I suggest printing the routes with `ip route show`, which displays
them in the much more readable CIDR format.

OpenConnect *does not* do any routing configuration itself; it simply
forwards the routing information to the vpnc-script:. I note that
you're getting these 5 errors from the vpnc-script:

RTNETLINK answers: Invalid argument
RTNETLINK answers: Invalid argument
RTNETLINK answers: Invalid argument
RTNETLINK answers: Invalid argument
RTNETLINK answers: Invalid argument

So, I whip up a quick Python script to figure out what's wrong with your routes…

import re
from ipaddress import *
s=''' <                       <member>10.1.130.69/30</member>
<                       <member>10.1.129.65/29</member>
<                       <member>10.1.135.65/29</member>
<                       <member>10.1.130.65/30</member>
<                       <member>10.1.129.245/30</member>
<                       <member>10.110.12.0/23</member>
<                       <member>10.1.79.0/24</member>
<                       <member>10.1.80.0/20</member>
<                       <member>10.1.96.0/23</member>
<                       <member>10.1.129.192/27</member>
<                       <member>10.1.130.0/26</member>
<                       <member>10.1.130.128/26</member>
<                       <member>10.1.132.0/24</member>
<                       <member>10.1.133.0/24</member>
<                       <member>10.1.134.0/26</member>
<                       <member>10.1.135.192/26</member>
<                       <member>10.1.156.0/24</member>
<                       <member>10.1.157.0/24</member>'''
print([(ip_network(f'{a}/{p}', strict=False), ip_network(f'{a}/{p}',
strict=False).network_address==ip_address(a))
 for a, p in re.findall('(\d+\.\d+\.\d+\.\d+)/(\d+)',s)])
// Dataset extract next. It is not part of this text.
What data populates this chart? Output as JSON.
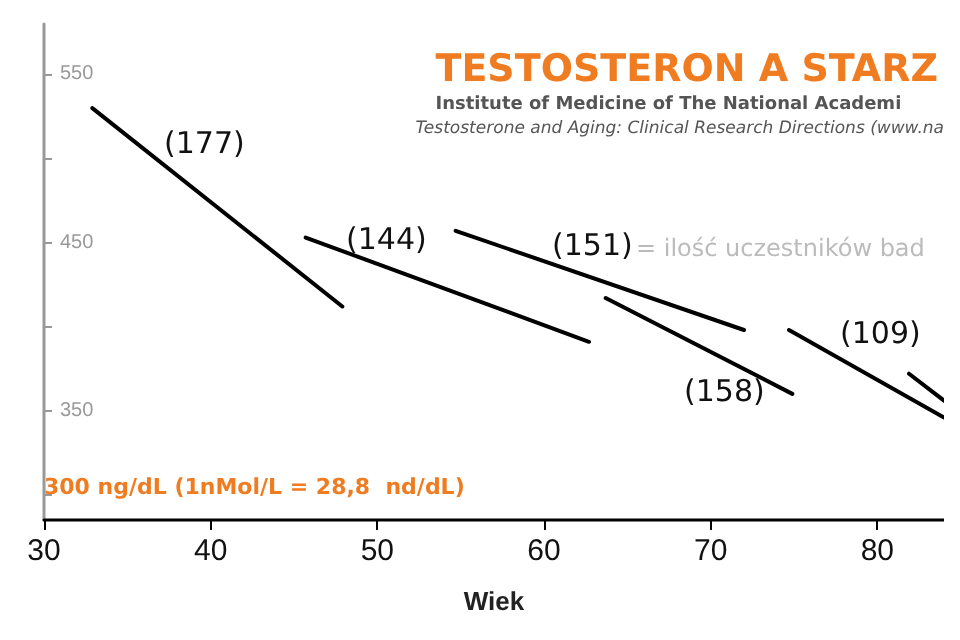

And this outputs the following…

[('10.1.130.69/30', IPv4Network('10.1.130.68/30'), False),
('10.1.129.65/29', IPv4Network('10.1.129.64/29'), False),
('10.1.135.65/29', IPv4Network('10.1.135.64/29'), False),
('10.1.130.65/30', IPv4Network('10.1.130.64/30'), False),
('10.1.129.245/30', IPv4Network('10.1.129.244/30'), False),
('10.110.12.0/23', IPv4Network('10.110.12.0/23'), True),
('10.1.79.0/24', IPv4Network('10.1.79.0/24'), True),
('10.1.80.0/20', IPv4Network('10.1.80.0/20'), True),
('10.1.96.0/23', IPv4Network('10.1.96.0/23'), True),
('10.1.129.192/27', IPv4Network('10.1.129.192/27'), True),
('10.1.130.0/26', IPv4Network('10.1.130.0/26'), True),
('10.1.130.128/26', IPv4Network('10.1.130.128/26'), True),
('10.1.132.0/24', IPv4Network('10.1.132.0/24'), True),
('10.1.133.0/24', IPv4Network('10.1.133.0/24'), True),
('10.1.134.0/26', IPv4Network('10.1.134.0/26'), True),
('10.1.135.192/26', IPv4Network('10.1.135.192/26'), True),
('10.1.156.0/24', IPv4Network('10.1.156.0/24'), True),
('10.1.157.0/24', IPv4Network('10.1.157.0/24'), True)]
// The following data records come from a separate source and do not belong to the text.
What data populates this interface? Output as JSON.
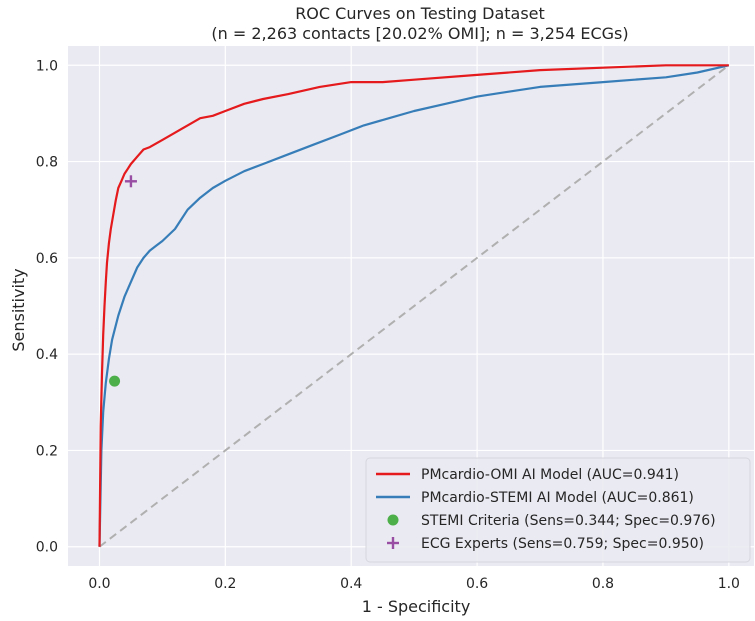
{
  "chart_data": {
    "type": "line",
    "title": "ROC Curves on Testing Dataset",
    "subtitle": "(n = 2,263 contacts [20.02% OMI]; n = 3,254 ECGs)",
    "xlabel": "1 - Specificity",
    "ylabel": "Sensitivity",
    "xlim": [
      -0.05,
      1.04
    ],
    "ylim": [
      -0.04,
      1.04
    ],
    "xticks": [
      "0.0",
      "0.2",
      "0.4",
      "0.6",
      "0.8",
      "1.0"
    ],
    "yticks": [
      "0.0",
      "0.2",
      "0.4",
      "0.6",
      "0.8",
      "1.0"
    ],
    "grid": true,
    "background": "#eaeaf2",
    "legend_position": "bottom-right",
    "series": [
      {
        "name": "PMcardio-OMI AI Model (AUC=0.941)",
        "color": "#e41a1c",
        "x": [
          0.0,
          0.002,
          0.004,
          0.006,
          0.008,
          0.01,
          0.012,
          0.015,
          0.018,
          0.022,
          0.026,
          0.03,
          0.035,
          0.04,
          0.045,
          0.05,
          0.06,
          0.07,
          0.08,
          0.1,
          0.12,
          0.14,
          0.16,
          0.18,
          0.2,
          0.23,
          0.26,
          0.3,
          0.35,
          0.4,
          0.45,
          0.5,
          0.6,
          0.7,
          0.8,
          0.9,
          1.0
        ],
        "y": [
          0.0,
          0.25,
          0.36,
          0.44,
          0.5,
          0.55,
          0.59,
          0.63,
          0.66,
          0.69,
          0.72,
          0.745,
          0.76,
          0.775,
          0.785,
          0.795,
          0.81,
          0.825,
          0.83,
          0.845,
          0.86,
          0.875,
          0.89,
          0.895,
          0.905,
          0.92,
          0.93,
          0.94,
          0.955,
          0.965,
          0.965,
          0.97,
          0.98,
          0.99,
          0.995,
          1.0,
          1.0
        ]
      },
      {
        "name": "PMcardio-STEMI AI Model (AUC=0.861)",
        "color": "#377eb8",
        "x": [
          0.0,
          0.003,
          0.006,
          0.01,
          0.015,
          0.02,
          0.03,
          0.04,
          0.05,
          0.06,
          0.07,
          0.08,
          0.09,
          0.1,
          0.12,
          0.14,
          0.16,
          0.18,
          0.2,
          0.23,
          0.26,
          0.3,
          0.34,
          0.38,
          0.42,
          0.46,
          0.5,
          0.55,
          0.6,
          0.65,
          0.7,
          0.8,
          0.9,
          0.95,
          1.0
        ],
        "y": [
          0.0,
          0.2,
          0.28,
          0.34,
          0.39,
          0.43,
          0.48,
          0.52,
          0.55,
          0.58,
          0.6,
          0.615,
          0.625,
          0.635,
          0.66,
          0.7,
          0.725,
          0.745,
          0.76,
          0.78,
          0.795,
          0.815,
          0.835,
          0.855,
          0.875,
          0.89,
          0.905,
          0.92,
          0.935,
          0.945,
          0.955,
          0.965,
          0.975,
          0.985,
          1.0
        ]
      }
    ],
    "diagonal": {
      "color": "#b0b0b0",
      "dash": "dashed"
    },
    "points": [
      {
        "name": "STEMI Criteria (Sens=0.344; Spec=0.976)",
        "x": 0.024,
        "y": 0.344,
        "marker": "circle",
        "color": "#4daf4a"
      },
      {
        "name": "ECG Experts (Sens=0.759; Spec=0.950)",
        "x": 0.05,
        "y": 0.759,
        "marker": "plus",
        "color": "#984ea3"
      }
    ]
  }
}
Voilà. 5 of your 18 routes are specified in a non-canonical way. For
example: 10.1.130.69/30 should be 10.1.130.68/30, without any of the
first 30 bits set, etc. The `ip route` utilities used by the standard
vpnc-script on Linux
(https://gitlab.com/openconnect/vpnc-scripts/blob/master/vpnc-script)
don't accept these non-canonical routes.

You could use an alternate script like vpn-slice (which does accept
these https://github.com/dlenski/vpn-slice/issues/20#issuecomment-526765210),
but a better idea is to just fix the routes so that they'll be
accepted as valid by all routing utilities across all platforms.